Nach dem Krieg tritt er 1946 ins Trappistenkloster Tibhirine in Algerien ein. Dort wirkt er mit kleinen Unterbrechungen bis 1996. In der Nacht vom 26. auf den 27. März wird das Kloster überfallen und sieben Mönche, darunter Frère Luc, werden entführt. Das Kloster im Atlasgebirge, vorher ein Ort der Versöhnung zwischen Christen und Muslimen, war im algerischen Bürgerkrieg zwischen die Fronten von Armee und Rebellen geraten. Ein letztes Lebenszeichen der Entführten ist eine Tonbandaufnahme vom 20. April, die die französische Botschaft am 30. April erhält. Einen Monat später werden die Köpfe der Ermordeten gefunden. Ganz aufgeklärt wird die Tat nie, es gibt bis heute Zweifel daran, dass wirklich islamistische Rebellen die Mörder waren. Die sieben Trappisten werden gemeinsam mit dem Bischof von Oran und elf weiteren Ordensleuten, die in Algerien ermordet worden waren, am 8. Dezember 2018 in Oran als Märtyrer seliggesprochen.

Auch ein Gefangener: Paulus ist an seinen Bewacher gekettet.
Foto / Quelle: Patrick Kleibold

Museum zur Stadtgeschichte soll im Frühjahr eröffnet werden

Heute hat die Soester Kasernenanlage zu einem Teil eine neue Nutzung gefunden. Eine Reihe der Gebäude ist bereits saniert und wird beispielsweise als Wohnraum genutzt, einiges wartet noch darauf, wie vernagelte Fenster, abblätternde Farbe und bröckelnder Putz zeigen. Im nächsten Frühjahr soll das Museum, zu dem dann auch die Gedenkstätte Französische Kapelle gehören wird, eingeweiht werden.

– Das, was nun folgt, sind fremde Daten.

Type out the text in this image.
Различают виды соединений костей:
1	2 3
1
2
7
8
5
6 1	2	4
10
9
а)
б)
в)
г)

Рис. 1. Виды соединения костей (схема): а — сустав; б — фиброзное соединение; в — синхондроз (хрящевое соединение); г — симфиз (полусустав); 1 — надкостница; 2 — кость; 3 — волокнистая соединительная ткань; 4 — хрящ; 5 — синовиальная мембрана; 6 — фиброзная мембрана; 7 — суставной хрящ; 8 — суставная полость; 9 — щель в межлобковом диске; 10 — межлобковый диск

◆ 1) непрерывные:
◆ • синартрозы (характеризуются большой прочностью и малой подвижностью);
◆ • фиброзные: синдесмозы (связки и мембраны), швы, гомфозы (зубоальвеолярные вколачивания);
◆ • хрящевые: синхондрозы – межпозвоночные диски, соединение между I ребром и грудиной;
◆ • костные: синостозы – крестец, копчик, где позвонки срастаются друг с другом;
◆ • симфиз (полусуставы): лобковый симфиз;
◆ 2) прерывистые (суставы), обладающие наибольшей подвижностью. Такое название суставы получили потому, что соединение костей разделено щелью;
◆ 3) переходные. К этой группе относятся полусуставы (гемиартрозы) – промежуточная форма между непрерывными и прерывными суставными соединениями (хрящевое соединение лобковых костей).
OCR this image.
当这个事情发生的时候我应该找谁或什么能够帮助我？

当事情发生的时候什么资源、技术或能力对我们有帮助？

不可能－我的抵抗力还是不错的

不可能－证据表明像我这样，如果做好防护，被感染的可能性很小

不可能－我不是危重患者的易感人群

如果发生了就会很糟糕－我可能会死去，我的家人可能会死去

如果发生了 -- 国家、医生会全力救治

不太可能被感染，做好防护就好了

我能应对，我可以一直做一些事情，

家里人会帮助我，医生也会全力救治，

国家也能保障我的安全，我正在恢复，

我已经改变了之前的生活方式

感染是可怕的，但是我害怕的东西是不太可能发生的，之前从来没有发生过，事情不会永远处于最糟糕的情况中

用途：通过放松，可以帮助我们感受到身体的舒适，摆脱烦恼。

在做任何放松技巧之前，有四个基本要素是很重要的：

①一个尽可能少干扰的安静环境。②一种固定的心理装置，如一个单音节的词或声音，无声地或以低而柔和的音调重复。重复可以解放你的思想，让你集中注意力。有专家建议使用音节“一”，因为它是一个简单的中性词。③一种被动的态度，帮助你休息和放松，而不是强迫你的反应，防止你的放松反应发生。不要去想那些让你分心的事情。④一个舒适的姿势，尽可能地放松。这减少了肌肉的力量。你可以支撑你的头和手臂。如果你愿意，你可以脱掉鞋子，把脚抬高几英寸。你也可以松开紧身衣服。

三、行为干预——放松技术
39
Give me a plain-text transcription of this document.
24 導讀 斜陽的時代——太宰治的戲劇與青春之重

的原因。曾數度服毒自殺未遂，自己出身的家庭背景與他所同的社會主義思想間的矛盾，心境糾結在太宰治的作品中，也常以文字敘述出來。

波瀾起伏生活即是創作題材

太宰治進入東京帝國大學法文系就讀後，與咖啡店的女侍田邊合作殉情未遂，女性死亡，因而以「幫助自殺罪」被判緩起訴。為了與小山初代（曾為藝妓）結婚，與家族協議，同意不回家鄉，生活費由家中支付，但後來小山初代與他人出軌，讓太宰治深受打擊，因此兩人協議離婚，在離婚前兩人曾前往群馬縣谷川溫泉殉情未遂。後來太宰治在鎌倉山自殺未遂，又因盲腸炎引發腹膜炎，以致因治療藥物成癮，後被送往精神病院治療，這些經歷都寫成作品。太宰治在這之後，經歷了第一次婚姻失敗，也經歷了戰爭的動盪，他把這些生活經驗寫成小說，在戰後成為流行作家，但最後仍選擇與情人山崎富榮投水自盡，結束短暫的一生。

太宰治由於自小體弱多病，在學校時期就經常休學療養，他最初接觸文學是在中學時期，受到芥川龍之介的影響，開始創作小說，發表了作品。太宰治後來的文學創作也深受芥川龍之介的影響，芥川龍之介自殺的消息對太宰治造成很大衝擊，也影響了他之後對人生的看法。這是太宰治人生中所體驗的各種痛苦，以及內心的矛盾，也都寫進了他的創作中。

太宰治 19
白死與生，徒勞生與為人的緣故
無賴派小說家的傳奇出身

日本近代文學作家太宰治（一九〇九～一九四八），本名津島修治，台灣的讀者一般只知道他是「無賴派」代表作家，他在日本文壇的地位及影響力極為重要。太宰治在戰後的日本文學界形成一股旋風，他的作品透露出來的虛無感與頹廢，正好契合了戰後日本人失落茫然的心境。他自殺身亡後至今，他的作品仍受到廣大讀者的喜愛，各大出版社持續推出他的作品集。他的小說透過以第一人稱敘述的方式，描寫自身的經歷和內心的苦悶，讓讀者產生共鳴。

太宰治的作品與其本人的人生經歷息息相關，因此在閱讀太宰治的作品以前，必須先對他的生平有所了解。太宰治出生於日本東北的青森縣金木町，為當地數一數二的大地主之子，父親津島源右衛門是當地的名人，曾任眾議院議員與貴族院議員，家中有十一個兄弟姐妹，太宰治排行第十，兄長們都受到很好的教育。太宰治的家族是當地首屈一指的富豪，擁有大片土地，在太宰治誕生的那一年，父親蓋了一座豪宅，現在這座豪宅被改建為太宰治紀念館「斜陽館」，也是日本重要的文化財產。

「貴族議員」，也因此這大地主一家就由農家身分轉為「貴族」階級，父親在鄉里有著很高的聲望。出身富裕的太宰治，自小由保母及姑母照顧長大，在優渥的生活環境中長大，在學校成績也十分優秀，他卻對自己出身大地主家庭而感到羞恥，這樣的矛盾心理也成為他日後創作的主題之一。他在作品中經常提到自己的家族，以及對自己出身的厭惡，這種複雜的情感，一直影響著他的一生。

Der kleine Sakralraum unter dem Dach wird weiterhin eine authentische „Zeitkapsel“ sein, in erster Linie aber ein Ort, an dem auch in dunkelsten Zeiten Menschen im Glauben Trost und trotz ihrer Gefangenschaft Freiheit fanden.

Text: Andreas Wiedenhaus // Fotos_ Patrick Kleibold

Das Motiv des Leids prägt viele Darstellungen, hier das Bild der eingekerkerten Johanna von Orléans.
Foto / Quelle: Patrick Kleibold

Hintergrund

Im Offizierslager „Oflag VI A“ lebten bis zu seiner Auflösung im April 1945 französische Kriegsgefangene, im März des letzten Kriegsjahres waren es rund 5 000. Nach den Genfer Konventionen genossen Offiziere bestimmte Privilegien. So konnten sie nicht nur zur Arbeit gezwungen werden und durften ihren Glauben praktizieren. Einen entsprechenden Antrag stellte der Lagerälteste, der katholische Priester und Oberstleutnant Joseph Collin, schon kurz nach der Ankunft der Gefangenen 1940. Im September des Jahres wurde ihnen ein Dachraum von sechs mal siebeneinhalb Meter zugewiesen. Dort entstand die Kapelle.